I want to ensure I can convert my BAMs back to FASTQ without any loss of data. However, I have noticed that, when running samtools fastq
, the reads that come out look different from the reads I originally aligned. In particular, they seem to have lost the second segment of the read ID that contains the index sequence. For example, lets say the original reads looked like this:
@EAS139:136:FC706VJ:2:2104:15343:197393 1:Y:18:ATCACG
GATTTGGGGTTCAAAGCAGTATCGATCAAATAGTAAATCCATTTGTTCAACTCACAGTTT
+
!''*((((***+))%%%++)(%%%%).1***-+*''))**55CCF>>>>>>CCCCCCC65
Once converted back, they look more like:
@EAS139:136:FC706VJ:2:2104:15343:197393
GATTTGGGGTTCAAAGCAGTATCGATCAAATAGTAAATCCATTTGTTCAACTCACAGTTT
+
!''*((((***+))%%%++)(%%%%).1***-+*''))**55CCF>>>>>>CCCCCCC65
In addition, when I look at the BAM file, post alignment, I see that this part of the read ID isn't there either. So I have to assume BWA is stripping them out. Why would it do this? Is there any way to make it preserve all data?
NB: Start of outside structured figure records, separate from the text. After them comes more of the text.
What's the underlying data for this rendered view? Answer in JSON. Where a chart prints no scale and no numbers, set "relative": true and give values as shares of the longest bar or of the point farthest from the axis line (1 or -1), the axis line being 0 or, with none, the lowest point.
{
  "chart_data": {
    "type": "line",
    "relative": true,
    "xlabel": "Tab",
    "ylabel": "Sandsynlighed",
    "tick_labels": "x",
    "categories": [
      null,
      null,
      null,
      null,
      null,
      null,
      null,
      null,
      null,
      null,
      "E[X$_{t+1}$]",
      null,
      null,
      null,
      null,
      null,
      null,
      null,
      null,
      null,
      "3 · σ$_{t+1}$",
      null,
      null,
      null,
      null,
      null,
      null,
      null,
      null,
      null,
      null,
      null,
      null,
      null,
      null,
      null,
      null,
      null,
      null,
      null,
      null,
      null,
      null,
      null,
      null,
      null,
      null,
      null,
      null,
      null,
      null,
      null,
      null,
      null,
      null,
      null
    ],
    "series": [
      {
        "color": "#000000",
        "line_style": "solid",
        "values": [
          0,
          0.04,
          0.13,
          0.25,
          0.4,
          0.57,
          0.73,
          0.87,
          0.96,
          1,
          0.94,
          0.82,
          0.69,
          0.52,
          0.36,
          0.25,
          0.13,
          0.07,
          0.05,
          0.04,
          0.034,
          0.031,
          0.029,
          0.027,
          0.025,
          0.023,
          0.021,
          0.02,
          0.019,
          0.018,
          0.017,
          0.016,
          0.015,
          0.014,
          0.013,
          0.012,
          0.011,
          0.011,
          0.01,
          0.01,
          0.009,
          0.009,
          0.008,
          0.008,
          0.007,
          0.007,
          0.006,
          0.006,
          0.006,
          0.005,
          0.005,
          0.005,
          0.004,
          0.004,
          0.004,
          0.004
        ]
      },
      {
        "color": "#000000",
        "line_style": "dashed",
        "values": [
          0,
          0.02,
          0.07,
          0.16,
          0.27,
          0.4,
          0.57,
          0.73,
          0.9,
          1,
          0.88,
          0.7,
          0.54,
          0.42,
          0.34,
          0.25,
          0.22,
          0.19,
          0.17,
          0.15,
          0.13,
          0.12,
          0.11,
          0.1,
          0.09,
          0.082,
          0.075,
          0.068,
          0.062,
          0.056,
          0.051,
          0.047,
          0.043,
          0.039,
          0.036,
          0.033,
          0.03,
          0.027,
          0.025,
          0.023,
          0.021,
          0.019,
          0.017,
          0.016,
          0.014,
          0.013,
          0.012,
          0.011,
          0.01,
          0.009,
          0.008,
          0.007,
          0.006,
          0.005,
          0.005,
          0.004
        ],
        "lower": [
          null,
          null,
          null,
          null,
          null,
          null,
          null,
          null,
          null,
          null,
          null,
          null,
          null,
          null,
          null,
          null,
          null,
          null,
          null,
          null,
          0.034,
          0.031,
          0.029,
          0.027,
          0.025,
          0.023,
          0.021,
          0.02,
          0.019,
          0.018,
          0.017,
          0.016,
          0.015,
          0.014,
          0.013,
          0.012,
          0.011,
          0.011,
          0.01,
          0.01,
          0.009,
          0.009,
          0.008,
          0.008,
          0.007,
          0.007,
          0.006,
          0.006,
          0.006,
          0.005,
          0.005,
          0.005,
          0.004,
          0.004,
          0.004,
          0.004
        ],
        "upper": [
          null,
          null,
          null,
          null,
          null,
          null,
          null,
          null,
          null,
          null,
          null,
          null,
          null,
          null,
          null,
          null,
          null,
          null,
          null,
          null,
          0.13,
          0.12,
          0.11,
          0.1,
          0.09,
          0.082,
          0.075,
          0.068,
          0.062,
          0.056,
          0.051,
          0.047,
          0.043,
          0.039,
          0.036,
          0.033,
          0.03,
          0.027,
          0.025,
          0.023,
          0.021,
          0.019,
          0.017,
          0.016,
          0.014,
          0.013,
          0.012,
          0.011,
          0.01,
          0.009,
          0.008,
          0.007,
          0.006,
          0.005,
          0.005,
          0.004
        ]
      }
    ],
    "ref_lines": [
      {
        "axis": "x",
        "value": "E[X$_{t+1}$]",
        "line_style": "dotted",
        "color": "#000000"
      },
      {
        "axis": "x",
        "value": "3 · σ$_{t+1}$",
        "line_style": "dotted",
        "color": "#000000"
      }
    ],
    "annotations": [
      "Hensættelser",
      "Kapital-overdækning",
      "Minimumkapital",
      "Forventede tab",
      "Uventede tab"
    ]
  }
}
all the aligner uses header till first space. if you want the full header you need to replace the space with something else.
But make sure if doesn't get too long for the specifications.
reformat.sh in=your.bam out1=R1.fq.gz out2=R2.fq.gz
from BBMap suite, should preserve the header as is provided your alignments retain the information about R1/R2 reads.